Now, you might presume that the moment ASA announced that it was going private at $5, its share price would pin itself within a few pennies of that price. You'd be wrong. This is a tiny company, without much liquidity (which is why being public no longer made sense), so selling shareholders exited the company at prices as low as $4.25 after the company had announced that it would essentially cash small shareholders out at $5.

Note how government regulations influenced not just ASA International's decision to delist its stock, but also its delisting strategy. In this case, the SEC regulation that greatly increased the amount of paperwork that would be required to delist the stock (and thereby the cost of doing so) if there were 300 or more stockholders, determined the shape of the deal.

But between the government's arcane regulations, there is opportunity for profit. In the ASA International example, it would be possible to gain up to 75 cents per share in a short period of time. If you held 599 shares, just under the 600-share threshold qualifying your shares to be cashed out, you could pocket just over $449. In the short time between the delisting announcement and the execution date, an individual could get a double-digit rate of return on their investment with substantially little risk.

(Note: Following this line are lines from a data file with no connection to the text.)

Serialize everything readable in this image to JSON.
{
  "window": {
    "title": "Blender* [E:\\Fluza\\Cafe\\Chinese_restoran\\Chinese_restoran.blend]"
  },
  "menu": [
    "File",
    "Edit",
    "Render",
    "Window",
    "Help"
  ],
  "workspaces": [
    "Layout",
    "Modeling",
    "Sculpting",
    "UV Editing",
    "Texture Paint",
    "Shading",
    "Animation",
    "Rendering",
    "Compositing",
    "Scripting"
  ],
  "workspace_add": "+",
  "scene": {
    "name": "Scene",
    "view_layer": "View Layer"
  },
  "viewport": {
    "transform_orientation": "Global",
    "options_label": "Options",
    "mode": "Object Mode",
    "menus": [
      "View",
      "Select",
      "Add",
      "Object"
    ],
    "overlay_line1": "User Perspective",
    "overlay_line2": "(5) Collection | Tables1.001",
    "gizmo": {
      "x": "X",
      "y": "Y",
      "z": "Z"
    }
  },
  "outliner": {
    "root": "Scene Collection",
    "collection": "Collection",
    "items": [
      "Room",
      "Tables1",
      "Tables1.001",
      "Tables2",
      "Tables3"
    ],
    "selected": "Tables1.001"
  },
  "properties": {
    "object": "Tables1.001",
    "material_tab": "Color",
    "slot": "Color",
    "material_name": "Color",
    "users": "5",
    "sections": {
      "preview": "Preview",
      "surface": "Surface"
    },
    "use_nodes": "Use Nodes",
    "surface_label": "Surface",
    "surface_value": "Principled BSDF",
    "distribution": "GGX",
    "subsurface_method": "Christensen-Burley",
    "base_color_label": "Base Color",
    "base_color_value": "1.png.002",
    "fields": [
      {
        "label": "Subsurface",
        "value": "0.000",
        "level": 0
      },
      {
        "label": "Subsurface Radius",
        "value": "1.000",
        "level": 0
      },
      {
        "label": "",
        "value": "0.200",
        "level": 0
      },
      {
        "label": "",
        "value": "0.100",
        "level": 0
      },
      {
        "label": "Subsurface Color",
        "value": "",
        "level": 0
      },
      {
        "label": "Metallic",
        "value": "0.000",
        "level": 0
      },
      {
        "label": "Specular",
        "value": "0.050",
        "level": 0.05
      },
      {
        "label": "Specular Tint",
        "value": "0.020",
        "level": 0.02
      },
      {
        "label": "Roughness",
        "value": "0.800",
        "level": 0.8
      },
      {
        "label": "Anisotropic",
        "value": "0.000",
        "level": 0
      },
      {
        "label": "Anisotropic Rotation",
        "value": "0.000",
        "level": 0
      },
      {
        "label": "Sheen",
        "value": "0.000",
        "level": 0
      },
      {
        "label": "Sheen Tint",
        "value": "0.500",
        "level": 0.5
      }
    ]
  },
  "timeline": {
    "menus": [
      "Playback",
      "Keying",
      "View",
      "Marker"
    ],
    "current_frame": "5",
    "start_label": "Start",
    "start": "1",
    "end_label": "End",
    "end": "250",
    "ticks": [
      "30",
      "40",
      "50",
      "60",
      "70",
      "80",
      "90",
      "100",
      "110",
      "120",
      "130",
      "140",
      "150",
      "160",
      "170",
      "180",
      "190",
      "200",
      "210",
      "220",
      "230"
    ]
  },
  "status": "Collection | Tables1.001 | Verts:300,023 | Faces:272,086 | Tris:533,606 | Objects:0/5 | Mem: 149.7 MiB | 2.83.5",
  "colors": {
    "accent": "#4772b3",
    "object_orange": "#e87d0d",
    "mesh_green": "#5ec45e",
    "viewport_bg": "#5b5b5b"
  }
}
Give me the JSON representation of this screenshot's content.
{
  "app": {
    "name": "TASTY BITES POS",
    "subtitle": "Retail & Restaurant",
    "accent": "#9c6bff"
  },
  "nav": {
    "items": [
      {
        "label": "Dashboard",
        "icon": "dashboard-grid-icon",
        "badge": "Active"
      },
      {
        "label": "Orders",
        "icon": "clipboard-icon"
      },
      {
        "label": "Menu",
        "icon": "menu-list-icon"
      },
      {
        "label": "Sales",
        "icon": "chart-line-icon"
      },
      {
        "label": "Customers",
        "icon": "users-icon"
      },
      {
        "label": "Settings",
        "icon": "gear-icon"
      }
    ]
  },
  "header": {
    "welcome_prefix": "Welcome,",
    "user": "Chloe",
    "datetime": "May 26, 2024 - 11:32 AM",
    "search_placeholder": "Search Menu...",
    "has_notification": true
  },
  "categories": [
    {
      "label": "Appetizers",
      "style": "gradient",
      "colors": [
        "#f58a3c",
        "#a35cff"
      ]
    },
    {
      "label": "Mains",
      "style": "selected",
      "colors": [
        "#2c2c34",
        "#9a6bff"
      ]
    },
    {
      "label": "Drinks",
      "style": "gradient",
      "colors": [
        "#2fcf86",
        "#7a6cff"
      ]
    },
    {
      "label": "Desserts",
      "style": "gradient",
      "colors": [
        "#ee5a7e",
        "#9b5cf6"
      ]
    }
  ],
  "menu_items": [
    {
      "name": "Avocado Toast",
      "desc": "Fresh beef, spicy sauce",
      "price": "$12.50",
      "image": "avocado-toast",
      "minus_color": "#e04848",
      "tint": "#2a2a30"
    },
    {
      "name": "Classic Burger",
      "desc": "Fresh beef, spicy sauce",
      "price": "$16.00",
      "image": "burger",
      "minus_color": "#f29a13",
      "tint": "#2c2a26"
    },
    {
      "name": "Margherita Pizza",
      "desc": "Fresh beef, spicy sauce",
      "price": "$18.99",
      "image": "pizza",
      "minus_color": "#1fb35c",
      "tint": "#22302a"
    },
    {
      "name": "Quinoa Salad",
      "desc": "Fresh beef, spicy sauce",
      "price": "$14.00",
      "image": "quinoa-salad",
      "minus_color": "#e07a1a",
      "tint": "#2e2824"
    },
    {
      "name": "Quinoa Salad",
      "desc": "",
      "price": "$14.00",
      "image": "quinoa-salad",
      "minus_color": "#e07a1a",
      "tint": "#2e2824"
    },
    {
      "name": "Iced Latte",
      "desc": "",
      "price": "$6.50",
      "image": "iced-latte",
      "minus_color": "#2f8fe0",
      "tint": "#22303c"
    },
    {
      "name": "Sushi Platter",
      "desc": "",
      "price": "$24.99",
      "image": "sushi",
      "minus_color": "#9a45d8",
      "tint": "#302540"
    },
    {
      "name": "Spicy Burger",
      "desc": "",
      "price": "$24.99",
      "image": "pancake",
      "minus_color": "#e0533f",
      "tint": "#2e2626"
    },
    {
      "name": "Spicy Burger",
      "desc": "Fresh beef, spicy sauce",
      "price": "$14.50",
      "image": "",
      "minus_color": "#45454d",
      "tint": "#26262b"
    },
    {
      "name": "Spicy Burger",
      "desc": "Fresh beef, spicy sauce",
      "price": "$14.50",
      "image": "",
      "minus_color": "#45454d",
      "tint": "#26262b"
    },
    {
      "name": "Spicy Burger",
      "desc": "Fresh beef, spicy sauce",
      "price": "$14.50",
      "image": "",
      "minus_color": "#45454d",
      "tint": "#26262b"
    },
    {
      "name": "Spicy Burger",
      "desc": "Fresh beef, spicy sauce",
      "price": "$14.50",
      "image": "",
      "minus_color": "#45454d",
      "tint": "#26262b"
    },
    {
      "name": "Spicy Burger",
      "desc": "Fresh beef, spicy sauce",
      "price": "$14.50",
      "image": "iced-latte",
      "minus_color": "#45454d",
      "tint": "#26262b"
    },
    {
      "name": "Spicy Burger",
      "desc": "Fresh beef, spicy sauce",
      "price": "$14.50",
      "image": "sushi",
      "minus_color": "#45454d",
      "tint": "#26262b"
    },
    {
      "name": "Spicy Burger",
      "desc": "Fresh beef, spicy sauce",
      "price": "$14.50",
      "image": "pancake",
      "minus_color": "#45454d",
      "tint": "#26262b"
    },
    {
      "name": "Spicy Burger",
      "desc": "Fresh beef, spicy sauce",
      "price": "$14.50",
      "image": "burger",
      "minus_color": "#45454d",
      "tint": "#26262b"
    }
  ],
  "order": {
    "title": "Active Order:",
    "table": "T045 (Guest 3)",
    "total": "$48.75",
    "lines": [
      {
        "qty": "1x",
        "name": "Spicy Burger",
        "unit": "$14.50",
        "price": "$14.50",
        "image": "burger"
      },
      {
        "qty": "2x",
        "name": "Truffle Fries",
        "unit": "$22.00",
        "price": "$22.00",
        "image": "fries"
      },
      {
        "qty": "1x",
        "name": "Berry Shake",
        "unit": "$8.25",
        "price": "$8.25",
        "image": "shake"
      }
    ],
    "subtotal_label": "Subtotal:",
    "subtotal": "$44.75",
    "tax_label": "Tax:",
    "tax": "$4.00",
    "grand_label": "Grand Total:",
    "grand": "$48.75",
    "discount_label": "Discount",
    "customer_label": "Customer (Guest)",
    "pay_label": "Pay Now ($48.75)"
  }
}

There are downsides involved with this strategy too. These potential downfalls include:

  • The deals typically involve small companies, so the amount of the money to be made is small, at best.
  • The number of companies delisting varies widely from year-to-year. This variability makes the ability to make money using this strategy on a regular basis unpredictable.
  • The company's delisting arrangements may be complicated. Thorough due diligence is required to avoid being potentially burned by conditions that may affect the company's delisting plans.
  • The amount of time required for a company to delist its stock may make the investment undesirable from an opportunity cost standpoint.
  • The company may fail in its bid to go private.
  • Transaction costs, such as commissions, may take up a substantial portion of your potential gain.

Still, if you're willing to do your homework, there are opportunities out there to be had in this investing niche.